To help Juan’s mobility in a heavily populated city, it may be good to consider having a concerted effort in creating a sophisticated and comprehensive network of covered elevated walkways that connect to train stations, buildings and bus stops.

2. Let’s make the elevated walkways wide enough to serve as BIKE LANES

It is my dream to bike to everywhere! I do not know if that would every happen in our lifetime in our country. But many countries are beginning to prove it can be done. Here is a great example of a network of elevated bike lines from one of the most pedestrian-friendly cities in the world, Amsterdam.

Bicycle Elevated Roundabout
Photo credit: Zachary Shahan, http://www.treehugger.com

3. Vertical Gardens with beautiful bougainvilleas

Now, I know what you are thinking. Again, with the heat! In this situation, it is not google that presents to be our best friend, but the good old plants and trees that provide shade, absorb carbon dioxide, absorb water and lower temperatures.

Bougainvilleas love the sun! We can surround our dream network of elevated walkways and bike lanes with this very beautiful and low maintenance plant, the bougainvilleas.

Singapore bike friendly city routes
Photo credit: https://www.straitstimes.com/singapore/environment/in-pictures-flowering-trees-and-shrubs-in-singapore

Will Juan ever walk the talk? Or will this forever be a dream that will simply fade away?

We have no choice but to thrive amidst the effects of climate change. We have no choice but to improve the mobility of more than 12M Filipinos living in the very congested Metro Manila.

With more than half of the population dependent on our currently inadequate public transportation system as their primary avenue for mobility, it is critical to provide healthy, environmentally and economically friendly alternatives.

There are many organizations and government initiatives that are now pushing for walkways.
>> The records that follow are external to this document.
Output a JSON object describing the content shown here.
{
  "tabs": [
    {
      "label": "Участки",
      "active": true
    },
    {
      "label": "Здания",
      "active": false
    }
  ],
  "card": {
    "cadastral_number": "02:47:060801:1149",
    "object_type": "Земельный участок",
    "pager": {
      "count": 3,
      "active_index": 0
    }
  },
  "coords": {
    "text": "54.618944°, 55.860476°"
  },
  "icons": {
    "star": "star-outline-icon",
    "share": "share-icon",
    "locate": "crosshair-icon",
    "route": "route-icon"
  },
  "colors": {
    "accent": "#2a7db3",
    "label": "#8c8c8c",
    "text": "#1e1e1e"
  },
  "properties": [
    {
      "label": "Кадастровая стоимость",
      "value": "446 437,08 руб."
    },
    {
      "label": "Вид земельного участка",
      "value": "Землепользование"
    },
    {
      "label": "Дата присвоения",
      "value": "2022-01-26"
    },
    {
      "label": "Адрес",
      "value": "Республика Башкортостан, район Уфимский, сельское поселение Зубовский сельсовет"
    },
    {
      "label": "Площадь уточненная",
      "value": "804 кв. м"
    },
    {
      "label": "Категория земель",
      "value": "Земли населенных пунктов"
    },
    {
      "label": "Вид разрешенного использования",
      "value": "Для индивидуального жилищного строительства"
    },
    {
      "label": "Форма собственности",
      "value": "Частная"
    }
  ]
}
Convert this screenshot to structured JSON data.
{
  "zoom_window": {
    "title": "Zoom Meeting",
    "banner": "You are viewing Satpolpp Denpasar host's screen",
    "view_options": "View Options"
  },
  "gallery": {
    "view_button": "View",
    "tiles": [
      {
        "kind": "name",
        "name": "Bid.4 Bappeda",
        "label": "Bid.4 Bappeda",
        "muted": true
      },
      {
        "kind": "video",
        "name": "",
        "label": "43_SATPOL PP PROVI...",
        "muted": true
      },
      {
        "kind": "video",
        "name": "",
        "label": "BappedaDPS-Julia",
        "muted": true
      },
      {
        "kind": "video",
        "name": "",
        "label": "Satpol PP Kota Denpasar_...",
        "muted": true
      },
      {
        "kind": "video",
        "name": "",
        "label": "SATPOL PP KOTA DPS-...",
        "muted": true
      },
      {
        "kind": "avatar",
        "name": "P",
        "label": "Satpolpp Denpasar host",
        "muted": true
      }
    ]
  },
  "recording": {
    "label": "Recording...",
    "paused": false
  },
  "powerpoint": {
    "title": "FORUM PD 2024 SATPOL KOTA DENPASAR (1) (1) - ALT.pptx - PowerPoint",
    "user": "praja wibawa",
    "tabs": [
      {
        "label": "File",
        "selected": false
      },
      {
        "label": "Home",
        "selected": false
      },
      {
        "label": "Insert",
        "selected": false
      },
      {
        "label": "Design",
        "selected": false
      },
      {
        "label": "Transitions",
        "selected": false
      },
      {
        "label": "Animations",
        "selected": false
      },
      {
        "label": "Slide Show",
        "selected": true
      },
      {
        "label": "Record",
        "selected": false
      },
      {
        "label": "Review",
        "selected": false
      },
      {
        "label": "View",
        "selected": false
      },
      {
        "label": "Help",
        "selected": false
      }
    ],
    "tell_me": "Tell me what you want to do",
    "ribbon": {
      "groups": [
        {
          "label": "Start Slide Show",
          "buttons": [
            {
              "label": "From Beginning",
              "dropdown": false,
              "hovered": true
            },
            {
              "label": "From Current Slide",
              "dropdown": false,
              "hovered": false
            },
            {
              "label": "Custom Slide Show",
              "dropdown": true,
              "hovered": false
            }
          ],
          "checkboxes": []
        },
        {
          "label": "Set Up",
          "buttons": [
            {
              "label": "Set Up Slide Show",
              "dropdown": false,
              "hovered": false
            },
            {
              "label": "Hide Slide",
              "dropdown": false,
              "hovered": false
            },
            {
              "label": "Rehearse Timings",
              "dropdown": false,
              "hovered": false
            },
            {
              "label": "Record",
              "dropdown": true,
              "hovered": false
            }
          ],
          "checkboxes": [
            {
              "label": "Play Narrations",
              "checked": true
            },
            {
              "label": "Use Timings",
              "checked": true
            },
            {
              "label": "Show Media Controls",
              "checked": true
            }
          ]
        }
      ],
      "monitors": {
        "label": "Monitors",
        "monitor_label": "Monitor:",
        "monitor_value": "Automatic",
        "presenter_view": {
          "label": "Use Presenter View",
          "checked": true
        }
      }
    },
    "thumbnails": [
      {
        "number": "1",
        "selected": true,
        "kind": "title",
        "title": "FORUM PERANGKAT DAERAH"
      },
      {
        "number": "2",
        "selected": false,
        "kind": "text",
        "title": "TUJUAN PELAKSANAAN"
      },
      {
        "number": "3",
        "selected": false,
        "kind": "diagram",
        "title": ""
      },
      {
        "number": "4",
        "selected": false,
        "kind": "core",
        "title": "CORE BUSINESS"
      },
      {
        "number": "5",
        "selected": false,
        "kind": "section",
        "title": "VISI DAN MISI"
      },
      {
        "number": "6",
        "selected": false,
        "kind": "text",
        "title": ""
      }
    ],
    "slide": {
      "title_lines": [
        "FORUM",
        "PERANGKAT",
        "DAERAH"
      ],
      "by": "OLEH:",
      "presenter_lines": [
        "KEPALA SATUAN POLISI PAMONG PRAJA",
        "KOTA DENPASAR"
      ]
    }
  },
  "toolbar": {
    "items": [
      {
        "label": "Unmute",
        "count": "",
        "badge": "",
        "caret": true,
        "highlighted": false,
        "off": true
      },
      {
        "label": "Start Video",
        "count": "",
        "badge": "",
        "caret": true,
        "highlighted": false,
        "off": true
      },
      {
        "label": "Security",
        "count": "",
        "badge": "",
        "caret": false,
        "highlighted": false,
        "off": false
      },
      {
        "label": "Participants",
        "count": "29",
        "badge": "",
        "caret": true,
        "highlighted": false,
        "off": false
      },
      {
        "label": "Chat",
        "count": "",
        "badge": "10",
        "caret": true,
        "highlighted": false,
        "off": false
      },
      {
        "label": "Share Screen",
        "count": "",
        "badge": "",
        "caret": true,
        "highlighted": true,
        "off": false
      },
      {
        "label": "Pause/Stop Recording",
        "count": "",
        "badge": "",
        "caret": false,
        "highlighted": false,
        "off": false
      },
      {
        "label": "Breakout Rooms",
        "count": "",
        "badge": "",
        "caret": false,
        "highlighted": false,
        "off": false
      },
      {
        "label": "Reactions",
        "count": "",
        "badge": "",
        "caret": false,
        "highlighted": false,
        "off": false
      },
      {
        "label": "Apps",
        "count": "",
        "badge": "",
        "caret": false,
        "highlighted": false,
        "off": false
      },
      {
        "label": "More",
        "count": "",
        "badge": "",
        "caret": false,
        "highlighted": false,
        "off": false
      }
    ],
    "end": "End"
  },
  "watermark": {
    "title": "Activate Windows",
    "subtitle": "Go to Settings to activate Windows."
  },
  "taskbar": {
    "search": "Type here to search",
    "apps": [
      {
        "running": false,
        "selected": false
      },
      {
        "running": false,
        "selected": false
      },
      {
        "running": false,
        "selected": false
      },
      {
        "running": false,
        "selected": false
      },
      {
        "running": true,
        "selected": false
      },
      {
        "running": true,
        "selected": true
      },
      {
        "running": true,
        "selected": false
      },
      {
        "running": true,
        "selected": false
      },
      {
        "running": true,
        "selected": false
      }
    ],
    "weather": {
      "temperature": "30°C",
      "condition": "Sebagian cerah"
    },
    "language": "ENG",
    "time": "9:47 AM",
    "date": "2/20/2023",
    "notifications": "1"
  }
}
It seems that there are a lot of us who are thinking of the same things. Here are some links you may check out:

1. WalkabilityAsia.org – they measure which cities in Asia are walkable and even have a mobile App that you can download.

2.Globaldesigningcities.org – they help design cities that provide adequate mobility options.

3. Government Initiatives – Senate Majority leader Juan Miguel Zubiri is pushing for the construction of elevated walkways and bike lanes on EDSA according to Top Gear’s Report: http://www.topgear.com.ph/news/motoring-news/elevated-walkways-bike-lanes-Edsa-a4354-20190814

4. Private Sector Urban Design Initiatives – Architect and Urban Planner Jun Palafox proposes that one-third of the spaces should be allotted to pedestrians and bikes, one-third for trees and the other their for moving traffic lanes.

I know that for now my blog is simply trying to raise awareness on this issue. But hopefully, in my own very little way, with a lot of talking, we can start to walk the talk!